数歩先ですら朧気な、墨を流したこんだかのような暗闇の中、白衣が揺れていた。田原はぼーっとそれを見ていたが、やがて吸っていた煙草を携帯灰皿に揉み消し、また村の中へと歩みを進める。
《長官の中に“神の存在”を感じるの――》
妙に頭へと残る、その言葉を考えながら。
一方、魔王なのに神呼ばわりされていた男は――
■□■□
「まぁ、流石にTVは付かんよなぁ……」
温泉旅館の最高級の部屋に堂々と陣取り、羽毛布団に寝転びながらリモコンを弄っていた。
その姿だけ見れば、出張先で寛いでいるサラリーマンのようである。
間違っても神などと言われるような姿ではない。
「部屋の中の饅頭もないし……やっぱり食い物関係はダメって事か」
本来の設定であるなら、食堂の中は元より、部屋の中にも様々な和菓子などが置かれている筈なのだが、何処にも見当たらなかったのだ。
拠点の中にあった“乾パン”は例外だったのだろう。
「ただ、消耗品は勝手に補充されてたしな。悪い事ばかりでもないか」
あれから魔王は様々な実験を行い、石鹸やシャンプーなどが湯と同じように補充され、循環するようになっている事を確かめた。
これなら消耗を気にせずに運営していける事だろう。使う度にいちいち作り出すような事になれば、SPが幾らあっても足りなかったに違いない。
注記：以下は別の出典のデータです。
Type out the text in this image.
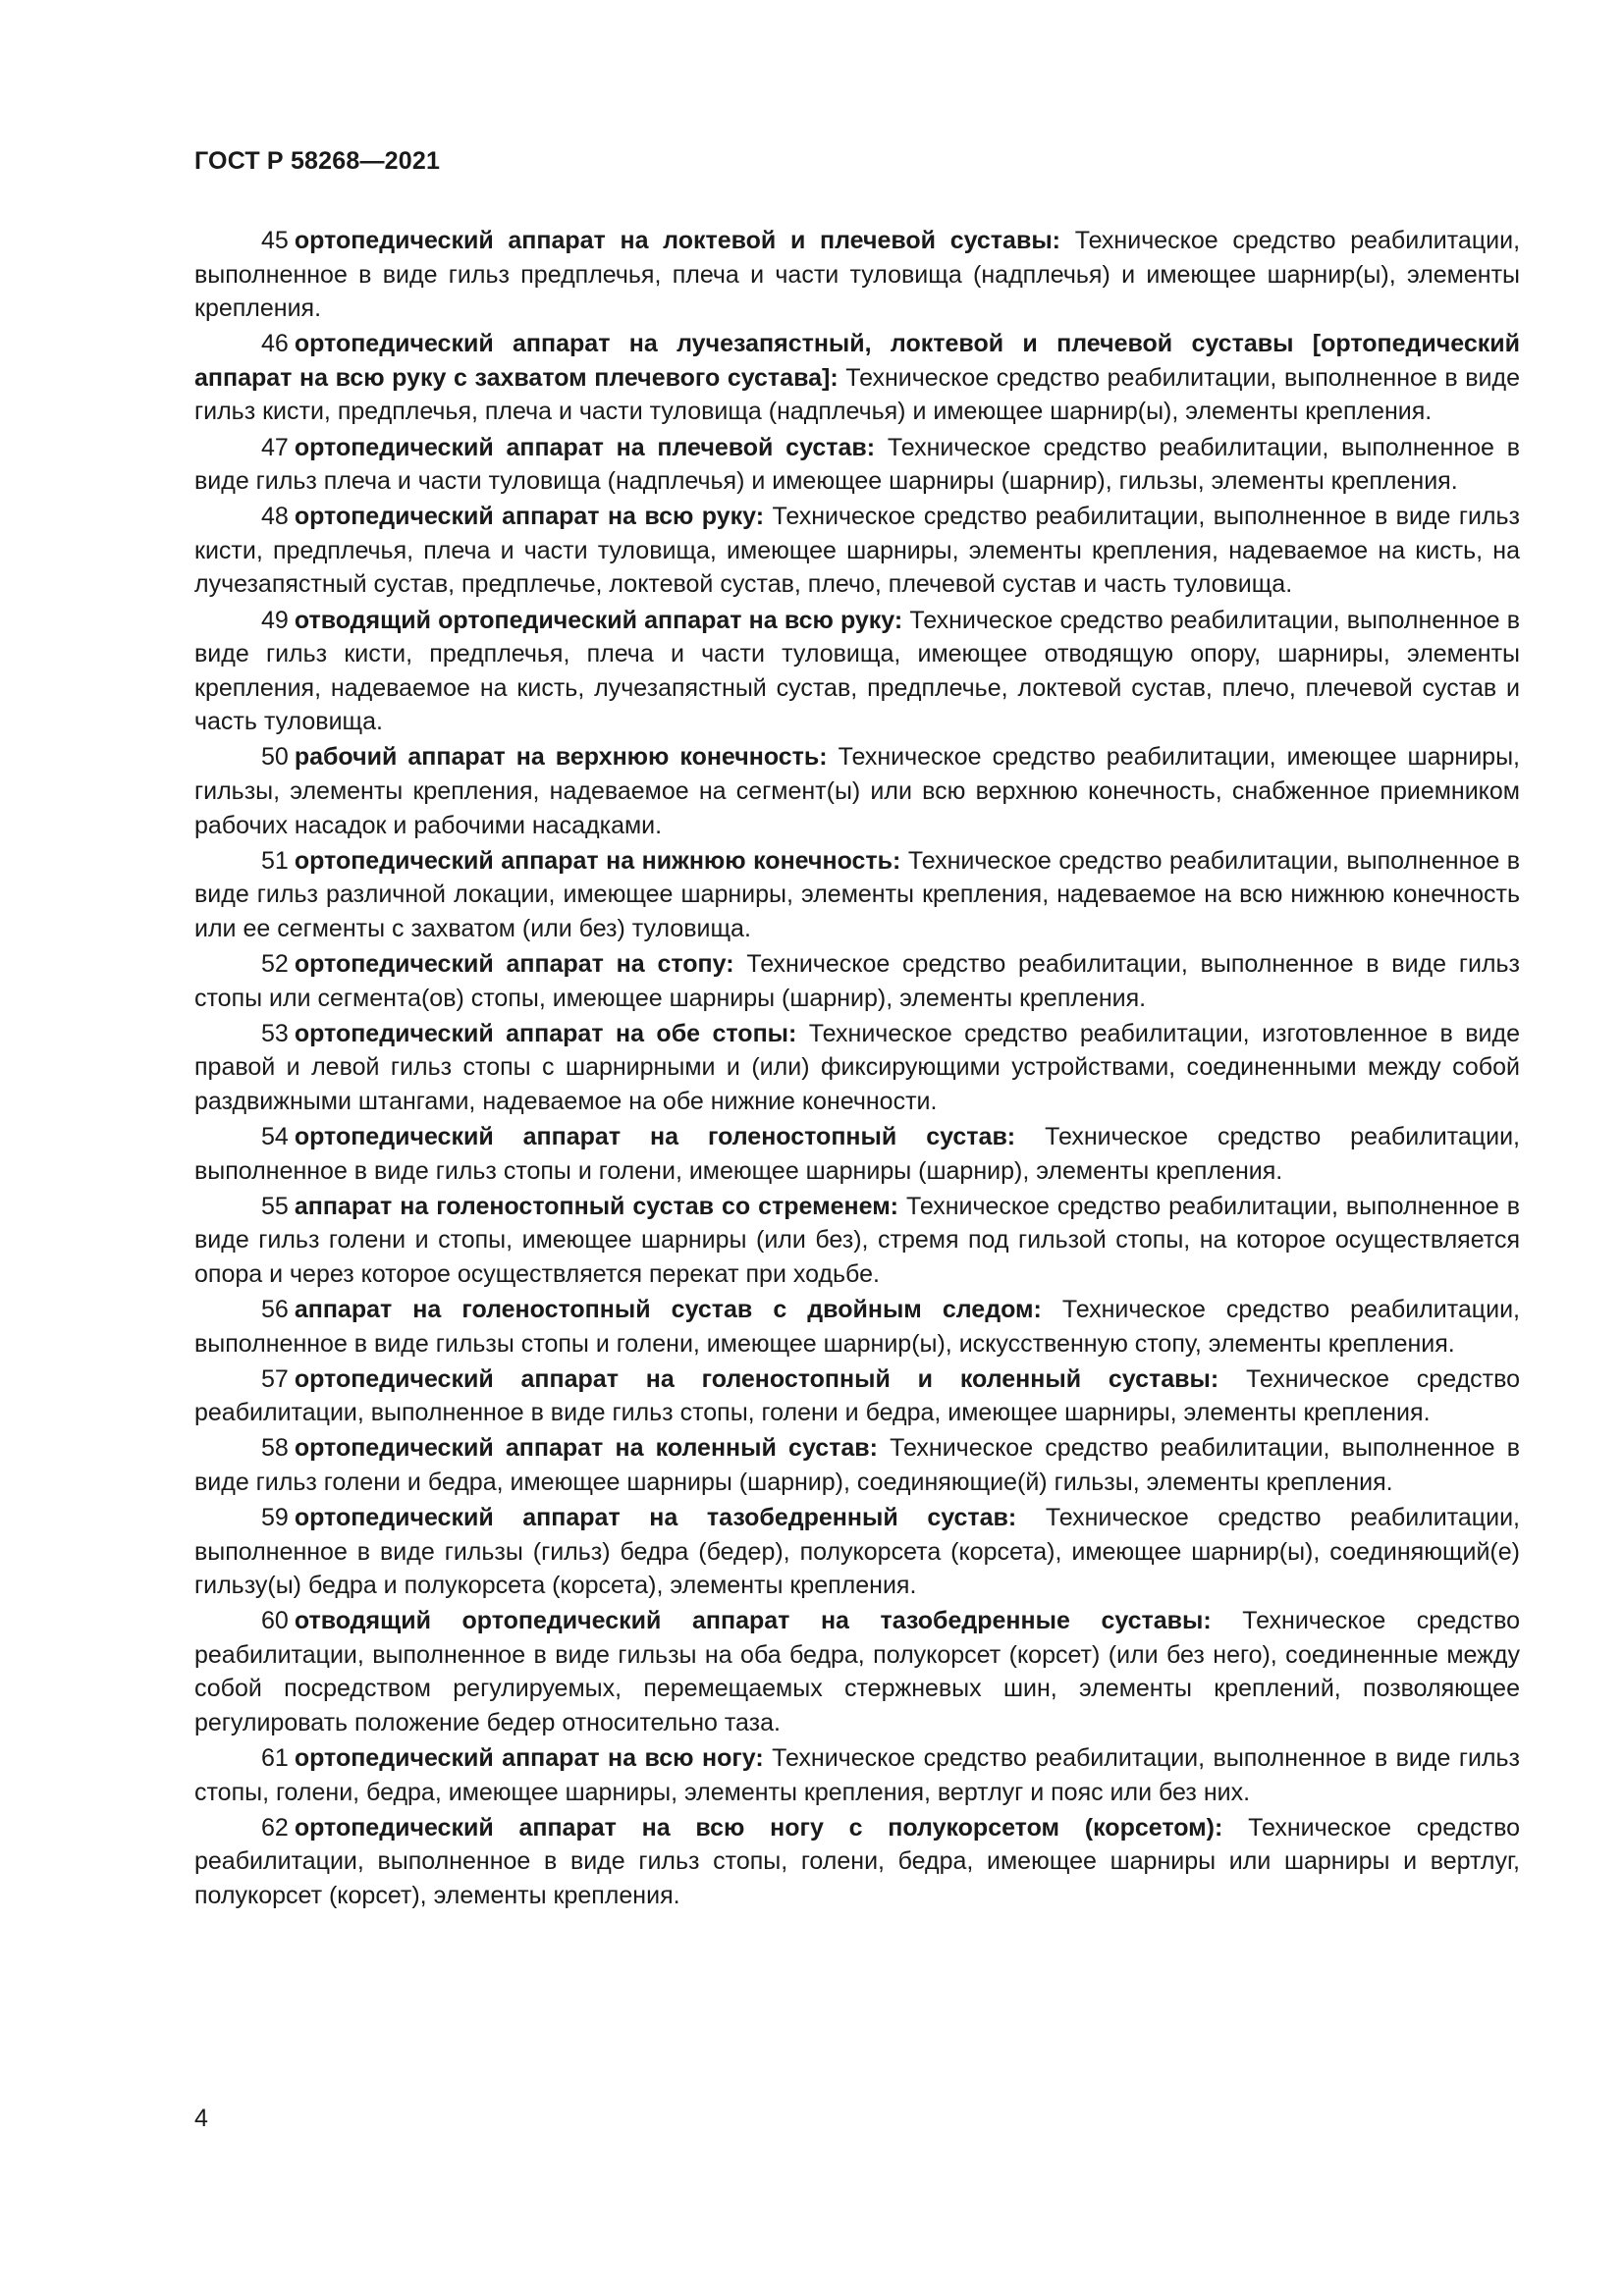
ГОСТ Р 58268—2021

45 ортопедический аппарат на локтевой и плечевой суставы: Техническое средство реабилитации, выполненное в виде гильз предплечья, плеча и части туловища (надплечья) и имеющее шарнир(ы), элементы крепления.

46 ортопедический аппарат на лучезапястный, локтевой и плечевой суставы [ортопедический аппарат на всю руку с захватом плечевого сустава]: Техническое средство реабилитации, выполненное в виде гильз кисти, предплечья, плеча и части туловища (надплечья) и имеющее шарнир(ы), элементы крепления.

47 ортопедический аппарат на плечевой сустав: Техническое средство реабилитации, выполненное в виде гильз плеча и части туловища (надплечья) и имеющее шарниры (шарнир), гильзы, элементы крепления.

48 ортопедический аппарат на всю руку: Техническое средство реабилитации, выполненное в виде гильз кисти, предплечья, плеча и части туловища, имеющее шарниры, элементы крепления, надеваемое на кисть, на лучезапястный сустав, предплечье, локтевой сустав, плечо, плечевой сустав и часть туловища.

49 отводящий ортопедический аппарат на всю руку: Техническое средство реабилитации, выполненное в виде гильз кисти, предплечья, плеча и части туловища, имеющее отводящую опору, шарниры, элементы крепления, надеваемое на кисть, лучезапястный сустав, предплечье, локтевой сустав, плечо, плечевой сустав и часть туловища.

50 рабочий аппарат на верхнюю конечность: Техническое средство реабилитации, имеющее шарниры, гильзы, элементы крепления, надеваемое на сегмент(ы) или всю верхнюю конечность, снабженное приемником рабочих насадок и рабочими насадками.

51 ортопедический аппарат на нижнюю конечность: Техническое средство реабилитации, выполненное в виде гильз различной локации, имеющее шарниры, элементы крепления, надеваемое на всю нижнюю конечность или ее сегменты с захватом (или без) туловища.

52 ортопедический аппарат на стопу: Техническое средство реабилитации, выполненное в виде гильз стопы или сегмента(ов) стопы, имеющее шарниры (шарнир), элементы крепления.

53 ортопедический аппарат на обе стопы: Техническое средство реабилитации, изготовленное в виде правой и левой гильз стопы с шарнирными и (или) фиксирующими устройствами, соединенными между собой раздвижными штангами, надеваемое на обе нижние конечности.

54 ортопедический аппарат на голеностопный сустав: Техническое средство реабилитации, выполненное в виде гильз стопы и голени, имеющее шарниры (шарнир), элементы крепления.

55 аппарат на голеностопный сустав со стременем: Техническое средство реабилитации, выполненное в виде гильз голени и стопы, имеющее шарниры (или без), стремя под гильзой стопы, на которое осуществляется опора и через которое осуществляется перекат при ходьбе.

56 аппарат на голеностопный сустав с двойным следом: Техническое средство реабилитации, выполненное в виде гильзы стопы и голени, имеющее шарнир(ы), искусственную стопу, элементы крепления.

57 ортопедический аппарат на голеностопный и коленный суставы: Техническое средство реабилитации, выполненное в виде гильз стопы, голени и бедра, имеющее шарниры, элементы крепления.

58 ортопедический аппарат на коленный сустав: Техническое средство реабилитации, выполненное в виде гильз голени и бедра, имеющее шарниры (шарнир), соединяющие(й) гильзы, элементы крепления.

59 ортопедический аппарат на тазобедренный сустав: Техническое средство реабилитации, выполненное в виде гильзы (гильз) бедра (бедер), полукорсета (корсета), имеющее шарнир(ы), соединяющий(е) гильзу(ы) бедра и полукорсета (корсета), элементы крепления.

60 отводящий ортопедический аппарат на тазобедренные суставы: Техническое средство реабилитации, выполненное в виде гильзы на оба бедра, полукорсет (корсет) (или без него), соединенные между собой посредством регулируемых, перемещаемых стержневых шин, элементы креплений, позволяющее регулировать положение бедер относительно таза.

61 ортопедический аппарат на всю ногу: Техническое средство реабилитации, выполненное в виде гильз стопы, голени, бедра, имеющее шарниры, элементы крепления, вертлуг и пояс или без них.

62 ортопедический аппарат на всю ногу с полукорсетом (корсетом): Техническое средство реабилитации, выполненное в виде гильз стопы, голени, бедра, имеющее шарниры или шарниры и вертлуг, полукорсет (корсет), элементы крепления.

4
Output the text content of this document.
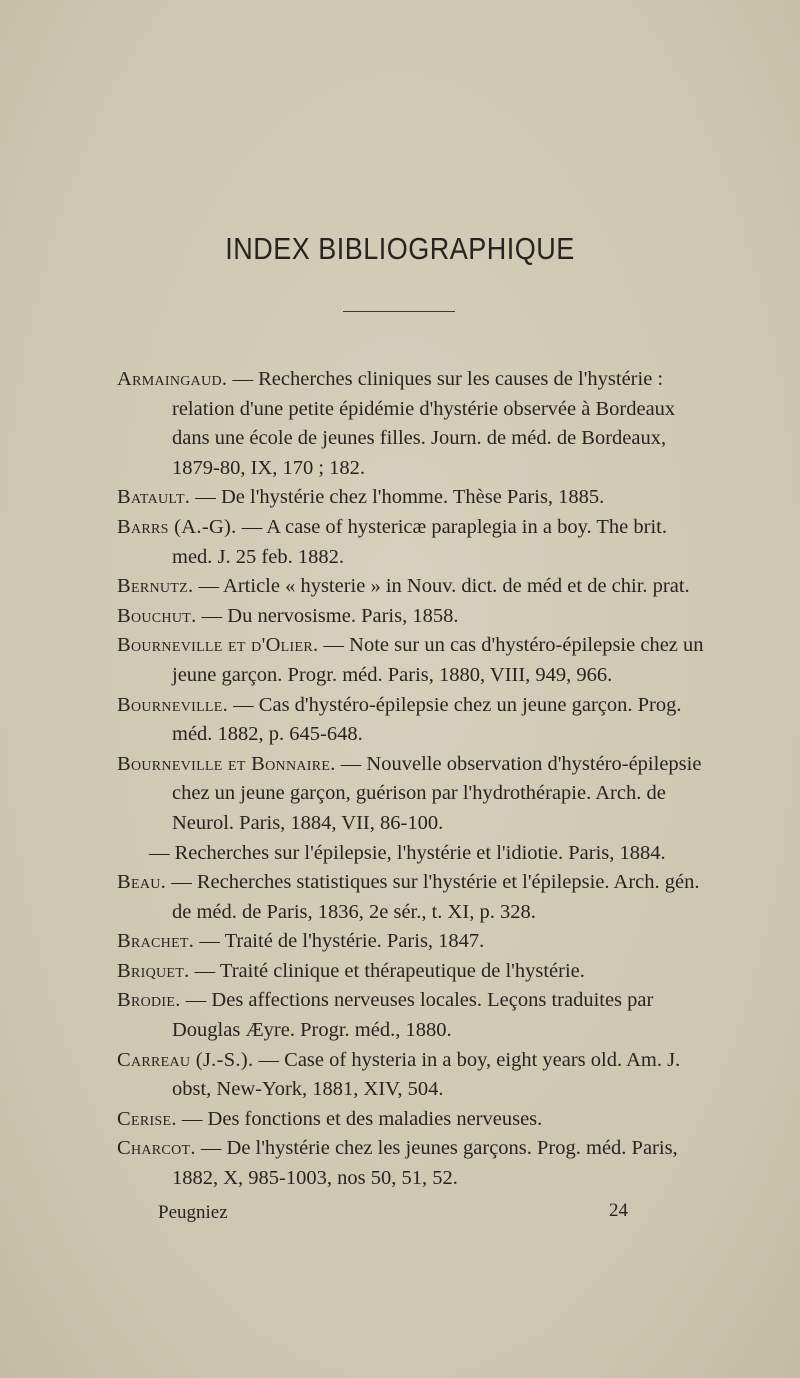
INDEX BIBLIOGRAPHIQUE

Armaingaud. — Recherches cliniques sur les causes de l'hystérie : relation d'une petite épidémie d'hystérie observée à Bordeaux dans une école de jeunes filles. Journ. de méd. de Bordeaux, 1879-80, IX, 170 ; 182.

Batault. — De l'hystérie chez l'homme. Thèse Paris, 1885.

Barrs (A.-G). — A case of hystericæ paraplegia in a boy. The brit. med. J. 25 feb. 1882.

Bernutz. — Article « hysterie » in Nouv. dict. de méd et de chir. prat.

Bouchut. — Du nervosisme. Paris, 1858.

Bourneville et d'Olier. — Note sur un cas d'hystéro-épilepsie chez un jeune garçon. Progr. méd. Paris, 1880, VIII, 949, 966.

Bourneville. — Cas d'hystéro-épilepsie chez un jeune garçon. Prog. méd. 1882, p. 645-648.

Bourneville et Bonnaire. — Nouvelle observation d'hystéro-épilepsie chez un jeune garçon, guérison par l'hydrothérapie. Arch. de Neurol. Paris, 1884, VII, 86-100.

— Recherches sur l'épilepsie, l'hystérie et l'idiotie. Paris, 1884.

Beau. — Recherches statistiques sur l'hystérie et l'épilepsie. Arch. gén. de méd. de Paris, 1836, 2e sér., t. XI, p. 328.

Brachet. — Traité de l'hystérie. Paris, 1847.

Briquet. — Traité clinique et thérapeutique de l'hystérie.

Brodie. — Des affections nerveuses locales. Leçons traduites par Douglas Æyre. Progr. méd., 1880.

Carreau (J.-S.). — Case of hysteria in a boy, eight years old. Am. J. obst, New-York, 1881, XIV, 504.

Cerise. — Des fonctions et des maladies nerveuses.

Charcot. — De l'hystérie chez les jeunes garçons. Prog. méd. Paris, 1882, X, 985-1003, nos 50, 51, 52.

Peugniez	24
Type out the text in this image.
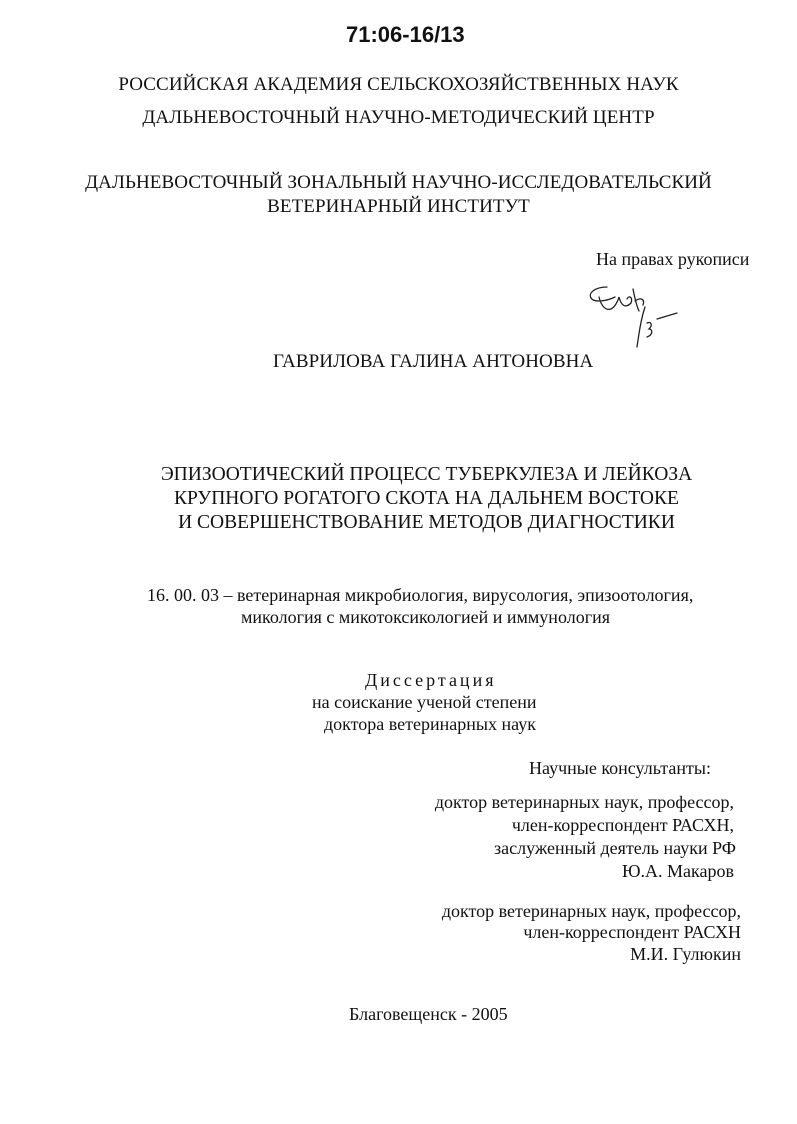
71:06-16/13
РОССИЙСКАЯ АКАДЕМИЯ СЕЛЬСКОХОЗЯЙСТВЕННЫХ НАУК
ДАЛЬНЕВОСТОЧНЫЙ НАУЧНО-МЕТОДИЧЕСКИЙ ЦЕНТР
ДАЛЬНЕВОСТОЧНЫЙ ЗОНАЛЬНЫЙ НАУЧНО-ИССЛЕДОВАТЕЛЬСКИЙ
ВЕТЕРИНАРНЫЙ ИНСТИТУТ
На правах рукописи
ГАВРИЛОВА ГАЛИНА АНТОНОВНА
ЭПИЗООТИЧЕСКИЙ ПРОЦЕСС ТУБЕРКУЛЕЗА И ЛЕЙКОЗА
КРУПНОГО РОГАТОГО СКОТА НА ДАЛЬНЕМ ВОСТОКЕ
И СОВЕРШЕНСТВОВАНИЕ МЕТОДОВ ДИАГНОСТИКИ
16. 00. 03 – ветеринарная микробиология, вирусология, эпизоотология,
микология с микотоксикологией и иммунология
Диссертация
на соискание ученой степени
доктора ветеринарных наук
Научные консультанты:
доктор ветеринарных наук, профессор,
член-корреспондент РАСХН,
заслуженный деятель науки РФ
Ю.А. Макаров
доктор ветеринарных наук, профессор,
член-корреспондент РАСХН
М.И. Гулюкин
Благовещенск - 2005
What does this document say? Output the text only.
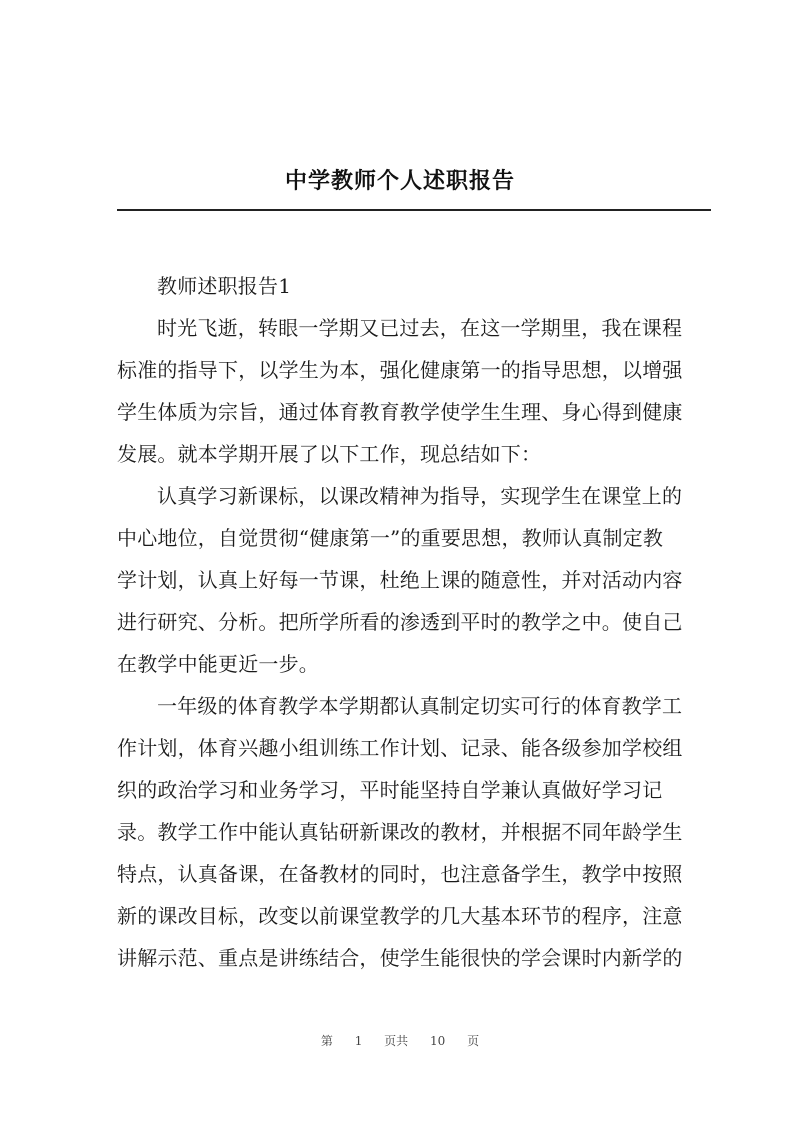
中学教师个人述职报告
教师述职报告1
时光飞逝，转眼一学期又已过去，在这一学期里，我在课程
标准的指导下，以学生为本，强化健康第一的指导思想，以增强
学生体质为宗旨，通过体育教育教学使学生生理、身心得到健康
发展。就本学期开展了以下工作，现总结如下：
认真学习新课标，以课改精神为指导，实现学生在课堂上的
中心地位，自觉贯彻“健康第一”的重要思想，教师认真制定教
学计划，认真上好每一节课，杜绝上课的随意性，并对活动内容
进行研究、分析。把所学所看的渗透到平时的教学之中。使自己
在教学中能更近一步。
一年级的体育教学本学期都认真制定切实可行的体育教学工
作计划，体育兴趣小组训练工作计划、记录、能各级参加学校组
织的政治学习和业务学习，平时能坚持自学兼认真做好学习记
录。教学工作中能认真钻研新课改的教材，并根据不同年龄学生
特点，认真备课，在备教材的同时，也注意备学生，教学中按照
新的课改目标，改变以前课堂教学的几大基本环节的程序，注意
讲解示范、重点是讲练结合，使学生能很快的学会课时内新学的
第 1 页共 10 页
「魔王様っ、温泉って本当に凄いんですね! 湯と湯気が、水がっ」
「落ち着け、アク」
襖がガラっと音を立てて開き、黄色い浴衣を着たアクが布団の中へと勢い良く滑り込んでいた。
当たり前のように一緒に寝るつもりらしい。
「今日はハーブ風呂というのに入ったんですっ!」
「ん……確かに、ハーブの良い香りがするな」
「本当ですか? えへへ」
「また一緒に寝るのか……」
魔王はそう溢しながらも、追い出すような事はしない。
何だかんだ言って、アクには甘いのだ。
魔王がリモコンで電気を消し、就寝しようとした時、荒々しい足音が廊下から聞こえてきた。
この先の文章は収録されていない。